Test de Company of Heroes 2 (PC)

упавшее позволяется, вставать снова закаk

imageCompany of Heroes a réussi, en un coup seulement, à devenir une référence en son genre. Doté de graphismes réussis et d’un gameplay complet et exigeant, il s’est imposé comme l’un des meilleurs jeux de stratégie de son époque.
Plus de 6 ans après, voilà la suite qui débarque sur nos PC, développé dans la douleur d’un changement d’éditeur, après la faillite de THQ et le rachat par Sega.

Le jeu vous narre à nouveau les combats violents d’une sombre période de l’Histoire : la Seconde Guerre Mondiale. Ici, pourtant, pas d’assauts au milieu des vaches normandes ou de parachutistes coincés sur le clocher d’une église. Vous allez devoir enfiler les parkas, les moufles et les moon-boots de camouflage, puisque vous êtes envoyés sur le front de l’Est.
Tournant de cette guerre, l’opposition entre la Russie et l’Allemagne a écrit l’une des pages les plus belles, mais aussi les plus tragiques de cette Seconde Guerre Mondiale.
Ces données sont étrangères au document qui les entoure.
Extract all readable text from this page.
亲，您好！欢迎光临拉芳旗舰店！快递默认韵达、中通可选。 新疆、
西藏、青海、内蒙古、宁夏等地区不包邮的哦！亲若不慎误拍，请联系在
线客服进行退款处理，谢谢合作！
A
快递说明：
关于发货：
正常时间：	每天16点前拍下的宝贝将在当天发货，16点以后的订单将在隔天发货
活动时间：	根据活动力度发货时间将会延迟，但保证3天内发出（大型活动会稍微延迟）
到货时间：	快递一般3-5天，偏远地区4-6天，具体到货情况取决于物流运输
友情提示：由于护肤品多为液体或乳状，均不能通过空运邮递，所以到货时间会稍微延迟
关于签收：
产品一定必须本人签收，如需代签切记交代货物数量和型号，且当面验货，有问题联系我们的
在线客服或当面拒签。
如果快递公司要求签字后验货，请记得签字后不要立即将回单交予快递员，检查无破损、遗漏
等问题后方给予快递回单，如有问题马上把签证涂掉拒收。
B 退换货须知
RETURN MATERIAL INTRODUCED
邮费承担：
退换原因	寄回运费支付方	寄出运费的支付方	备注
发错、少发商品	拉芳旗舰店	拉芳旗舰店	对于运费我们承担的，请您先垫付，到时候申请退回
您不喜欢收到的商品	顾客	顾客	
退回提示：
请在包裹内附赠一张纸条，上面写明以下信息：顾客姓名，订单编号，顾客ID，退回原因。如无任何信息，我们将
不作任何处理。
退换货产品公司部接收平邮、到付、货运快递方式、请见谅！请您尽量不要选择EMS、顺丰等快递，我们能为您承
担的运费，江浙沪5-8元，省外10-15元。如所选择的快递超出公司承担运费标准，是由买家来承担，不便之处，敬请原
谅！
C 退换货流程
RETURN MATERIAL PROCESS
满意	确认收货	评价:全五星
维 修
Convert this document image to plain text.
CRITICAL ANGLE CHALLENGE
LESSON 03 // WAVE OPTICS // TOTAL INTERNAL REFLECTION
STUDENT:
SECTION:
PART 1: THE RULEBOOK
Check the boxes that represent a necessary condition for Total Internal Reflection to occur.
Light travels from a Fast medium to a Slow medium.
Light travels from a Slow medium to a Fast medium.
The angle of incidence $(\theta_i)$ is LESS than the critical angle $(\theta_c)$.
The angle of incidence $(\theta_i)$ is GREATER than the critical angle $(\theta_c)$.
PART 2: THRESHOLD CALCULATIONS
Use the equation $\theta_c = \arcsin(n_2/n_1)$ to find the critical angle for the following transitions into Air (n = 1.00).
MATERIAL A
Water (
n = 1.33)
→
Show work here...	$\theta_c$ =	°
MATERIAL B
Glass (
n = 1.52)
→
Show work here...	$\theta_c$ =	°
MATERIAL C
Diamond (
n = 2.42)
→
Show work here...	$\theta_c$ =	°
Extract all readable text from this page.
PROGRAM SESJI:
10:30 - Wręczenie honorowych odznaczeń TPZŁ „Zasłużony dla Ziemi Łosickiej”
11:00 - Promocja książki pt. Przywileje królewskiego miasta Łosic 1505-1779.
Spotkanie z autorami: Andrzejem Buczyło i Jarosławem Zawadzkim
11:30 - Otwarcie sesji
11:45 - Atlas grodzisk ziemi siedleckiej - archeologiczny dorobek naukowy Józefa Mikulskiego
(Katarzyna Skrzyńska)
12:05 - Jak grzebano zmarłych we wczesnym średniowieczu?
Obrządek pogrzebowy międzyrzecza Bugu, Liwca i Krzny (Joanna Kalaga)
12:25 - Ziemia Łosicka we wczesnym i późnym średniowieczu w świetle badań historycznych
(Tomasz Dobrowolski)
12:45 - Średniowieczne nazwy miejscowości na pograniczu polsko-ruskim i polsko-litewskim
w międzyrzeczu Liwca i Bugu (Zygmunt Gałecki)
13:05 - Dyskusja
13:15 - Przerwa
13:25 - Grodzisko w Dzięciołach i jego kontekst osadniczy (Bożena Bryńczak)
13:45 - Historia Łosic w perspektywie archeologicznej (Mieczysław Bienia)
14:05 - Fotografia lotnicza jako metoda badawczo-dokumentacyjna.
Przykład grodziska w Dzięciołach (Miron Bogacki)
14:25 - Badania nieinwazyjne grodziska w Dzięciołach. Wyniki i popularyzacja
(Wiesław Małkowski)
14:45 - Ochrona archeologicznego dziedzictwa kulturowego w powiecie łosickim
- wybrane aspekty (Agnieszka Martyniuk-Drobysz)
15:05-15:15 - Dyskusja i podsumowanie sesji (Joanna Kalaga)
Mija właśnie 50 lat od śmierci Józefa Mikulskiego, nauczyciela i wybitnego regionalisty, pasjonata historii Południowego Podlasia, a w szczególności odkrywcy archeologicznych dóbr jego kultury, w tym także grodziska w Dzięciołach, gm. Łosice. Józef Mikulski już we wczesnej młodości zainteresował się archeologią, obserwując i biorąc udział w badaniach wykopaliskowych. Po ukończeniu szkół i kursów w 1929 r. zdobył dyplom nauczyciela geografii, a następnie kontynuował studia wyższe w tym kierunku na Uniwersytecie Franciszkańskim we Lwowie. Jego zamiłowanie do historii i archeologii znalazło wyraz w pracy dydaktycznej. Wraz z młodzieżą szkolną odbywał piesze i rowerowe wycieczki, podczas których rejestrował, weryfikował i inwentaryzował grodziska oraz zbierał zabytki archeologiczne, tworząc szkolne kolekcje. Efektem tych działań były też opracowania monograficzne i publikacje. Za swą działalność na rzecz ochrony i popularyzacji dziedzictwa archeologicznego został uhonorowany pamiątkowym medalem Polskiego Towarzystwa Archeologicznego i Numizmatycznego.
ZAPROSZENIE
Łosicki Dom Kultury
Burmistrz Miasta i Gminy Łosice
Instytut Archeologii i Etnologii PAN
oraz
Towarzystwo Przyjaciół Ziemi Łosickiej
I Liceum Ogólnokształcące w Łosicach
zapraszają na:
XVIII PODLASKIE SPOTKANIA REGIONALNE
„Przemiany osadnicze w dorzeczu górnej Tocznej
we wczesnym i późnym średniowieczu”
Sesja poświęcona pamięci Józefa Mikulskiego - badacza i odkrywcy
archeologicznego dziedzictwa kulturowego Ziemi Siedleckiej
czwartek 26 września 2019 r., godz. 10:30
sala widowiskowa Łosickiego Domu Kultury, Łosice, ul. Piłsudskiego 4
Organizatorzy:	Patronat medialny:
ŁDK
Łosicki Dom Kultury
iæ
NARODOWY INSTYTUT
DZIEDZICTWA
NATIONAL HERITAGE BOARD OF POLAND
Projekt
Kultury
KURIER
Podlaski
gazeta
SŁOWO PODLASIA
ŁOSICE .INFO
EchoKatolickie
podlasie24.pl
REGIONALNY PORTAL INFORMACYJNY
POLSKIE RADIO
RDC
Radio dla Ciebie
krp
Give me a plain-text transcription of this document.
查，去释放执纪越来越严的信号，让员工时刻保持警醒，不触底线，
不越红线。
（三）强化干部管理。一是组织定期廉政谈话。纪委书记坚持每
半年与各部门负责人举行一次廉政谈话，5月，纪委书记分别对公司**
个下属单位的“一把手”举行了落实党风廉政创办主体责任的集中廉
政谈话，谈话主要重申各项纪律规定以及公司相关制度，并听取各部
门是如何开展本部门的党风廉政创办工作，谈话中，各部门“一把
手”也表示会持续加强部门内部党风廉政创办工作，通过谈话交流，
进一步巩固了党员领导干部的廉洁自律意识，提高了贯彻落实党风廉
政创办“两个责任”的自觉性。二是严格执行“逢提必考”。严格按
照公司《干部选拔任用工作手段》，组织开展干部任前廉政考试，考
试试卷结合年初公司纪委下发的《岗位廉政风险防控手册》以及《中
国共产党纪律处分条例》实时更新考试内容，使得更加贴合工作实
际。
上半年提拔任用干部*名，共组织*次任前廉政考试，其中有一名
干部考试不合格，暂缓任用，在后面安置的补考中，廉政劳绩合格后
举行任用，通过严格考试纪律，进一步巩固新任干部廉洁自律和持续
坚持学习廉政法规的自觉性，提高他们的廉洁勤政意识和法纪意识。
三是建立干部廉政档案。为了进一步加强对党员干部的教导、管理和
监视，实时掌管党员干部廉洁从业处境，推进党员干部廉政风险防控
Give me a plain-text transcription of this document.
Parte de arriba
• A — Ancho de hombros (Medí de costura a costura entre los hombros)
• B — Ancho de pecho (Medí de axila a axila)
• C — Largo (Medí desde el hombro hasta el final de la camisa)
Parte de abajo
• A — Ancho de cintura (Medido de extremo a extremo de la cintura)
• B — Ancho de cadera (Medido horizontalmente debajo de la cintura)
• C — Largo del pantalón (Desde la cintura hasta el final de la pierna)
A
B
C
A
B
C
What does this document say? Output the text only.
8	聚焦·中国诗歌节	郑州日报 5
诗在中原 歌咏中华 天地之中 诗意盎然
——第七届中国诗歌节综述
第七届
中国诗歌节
Sur fond de flash-backs qui sont autant de missions à jouer, vous allez incarner un soldat répondant au nom d’Isakovich, et le suivre dans ses pérégrinations.
Même si la base est la même que tout jeu de stratégie qui se respecte, Company of Heroes 2 arrive à renouveler le genre grâce à quelques artifices bien pensés, et quelques innovations bienvenues et, surtout, parfaitement mises en scène.
Sauf mission spécifique avec un certain nombre d’unités, il vous faudra donc capturer des points stratégiques de la carte de jeu. Ces points stratégiques vous permettent de récupérer les ressources nécessaires à votre développement : essence, soldats et munitions. Dès lors, vous pourrez développer vos unités, essayer d’en créer de plus puissantes, passer du simple fantassin au sniper, par exemple, ou aux soldats d’élite dont les grenades ou les fumigènes sont des atouts stratégiques vraiment importants. Les blindés seront également de la partie, qu’ils soient légers et rapides, ou lourds et dévastateurs. Sans oublier les ingénieurs, pièces maîtresses de votre armée, capable de construire un bunker, poser des barbelés, déjouer un piège, poser des mines…
Avant chaque bataille, vous pourrez également choisir des spécialisations pour vos troupes.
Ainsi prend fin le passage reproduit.